Al separarse de Arroyo se vio en un salón de baile Lleno de espejos. Se vio entrando a los espejos sin mirarse a sí misma porque en realidad entraba a un sueño y en ese sueño su padre no había muerto.

Miró a Arroyo y lo besó con una salvaje sorpresa. El niño dejó caer el peso de plata pero la moneda no sonó contra la piedra porque una mano pecosa y huesuda, cubierta de vello blanco, la pescó en el aire.

XV

Se sintió humillado por la presencia paciente de la mujer con cara de luna envuelta en el rebozo azul. En sus ojos húmedos había un dominio de sí misma, hondo y sabio. Una mujer de soldado: las había conocido en su vida o había leído sobre ellas en todas las épicas del pasado. Pero ahora ella lo tocó con la mano larga y suave, pidiéndole sin palabras que fingiera que nada estaba pasando, que ella y él estaban aquí, en la brillante jaula de vidrio del salón de baile, enjaulados como el Cristo en su féretro transparente o como los terratenientes ausentistas que cada año ofrecían aquí un solo baile para las damas y caballeros de Chihuahua y El Paso y hasta la ciudad de México.

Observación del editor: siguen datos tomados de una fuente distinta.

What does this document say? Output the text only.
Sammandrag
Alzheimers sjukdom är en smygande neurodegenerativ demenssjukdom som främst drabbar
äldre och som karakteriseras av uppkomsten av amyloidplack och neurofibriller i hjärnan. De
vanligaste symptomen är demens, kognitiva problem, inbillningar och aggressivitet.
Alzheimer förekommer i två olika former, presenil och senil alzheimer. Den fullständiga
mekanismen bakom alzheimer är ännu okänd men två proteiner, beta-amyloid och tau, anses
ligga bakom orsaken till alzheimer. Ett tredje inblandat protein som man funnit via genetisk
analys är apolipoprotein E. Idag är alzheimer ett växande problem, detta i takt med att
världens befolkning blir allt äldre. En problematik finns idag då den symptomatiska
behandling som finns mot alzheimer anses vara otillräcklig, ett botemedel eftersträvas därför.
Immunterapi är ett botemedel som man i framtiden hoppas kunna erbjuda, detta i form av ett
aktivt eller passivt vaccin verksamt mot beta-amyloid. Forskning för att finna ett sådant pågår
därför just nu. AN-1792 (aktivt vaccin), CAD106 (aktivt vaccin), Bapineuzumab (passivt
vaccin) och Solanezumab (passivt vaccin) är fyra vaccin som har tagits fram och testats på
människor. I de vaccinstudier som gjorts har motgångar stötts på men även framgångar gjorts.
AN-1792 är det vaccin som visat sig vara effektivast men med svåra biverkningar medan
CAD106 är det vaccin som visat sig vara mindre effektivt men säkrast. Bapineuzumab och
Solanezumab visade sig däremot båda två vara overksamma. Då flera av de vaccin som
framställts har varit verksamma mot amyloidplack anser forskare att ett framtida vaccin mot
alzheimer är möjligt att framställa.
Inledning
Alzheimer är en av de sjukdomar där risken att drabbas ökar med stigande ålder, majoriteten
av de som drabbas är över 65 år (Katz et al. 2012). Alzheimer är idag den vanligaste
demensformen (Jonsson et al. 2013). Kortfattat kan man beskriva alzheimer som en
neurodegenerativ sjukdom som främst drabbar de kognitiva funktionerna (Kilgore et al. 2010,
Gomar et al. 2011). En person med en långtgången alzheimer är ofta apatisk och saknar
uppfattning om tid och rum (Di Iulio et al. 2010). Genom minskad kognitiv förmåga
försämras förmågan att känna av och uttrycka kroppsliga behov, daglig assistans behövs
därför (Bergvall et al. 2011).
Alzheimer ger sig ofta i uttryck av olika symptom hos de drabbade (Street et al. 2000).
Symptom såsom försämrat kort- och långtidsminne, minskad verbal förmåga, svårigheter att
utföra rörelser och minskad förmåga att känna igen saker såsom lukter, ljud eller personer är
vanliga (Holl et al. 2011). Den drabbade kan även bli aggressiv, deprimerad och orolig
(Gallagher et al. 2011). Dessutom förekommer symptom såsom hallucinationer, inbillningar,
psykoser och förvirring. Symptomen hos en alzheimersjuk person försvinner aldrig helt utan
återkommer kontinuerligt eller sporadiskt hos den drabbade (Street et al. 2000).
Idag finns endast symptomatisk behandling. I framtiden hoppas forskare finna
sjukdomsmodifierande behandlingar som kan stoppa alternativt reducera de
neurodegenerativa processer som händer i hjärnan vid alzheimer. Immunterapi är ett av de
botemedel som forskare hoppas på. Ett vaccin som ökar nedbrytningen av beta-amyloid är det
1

Fingían: él se sintió degradado, pero ella no.

– A veces él se siente solo y siempre es un hombre -dijo la mujer con cara de luna.

– ¿Usted no le satisface? -dijo bruscamente el gringo viejo.

Ella no se ofendió.

– Es que los hombres y las mujeres somos diferentes.

– Eso no es cierto y usted lo sabe. Yo no soy feminista. Una de las razones por las que estoy aquí, señora, es porque temo a un mundo lleno de sufragistas enloquecidas; un matriarcado insoportable. Lo que pasa es que todos nos desquitamos. Nada más que ustedes lo hacen más secretamente que nosotros. Eso es todo.

La mujer con cara de luna le dio la razón. La verdad es que ella estaba satisfecha y él no, no porque no la quisiera, sino porque le pedía que demostrara su amor aceptando que él lo necesitaba más que ella.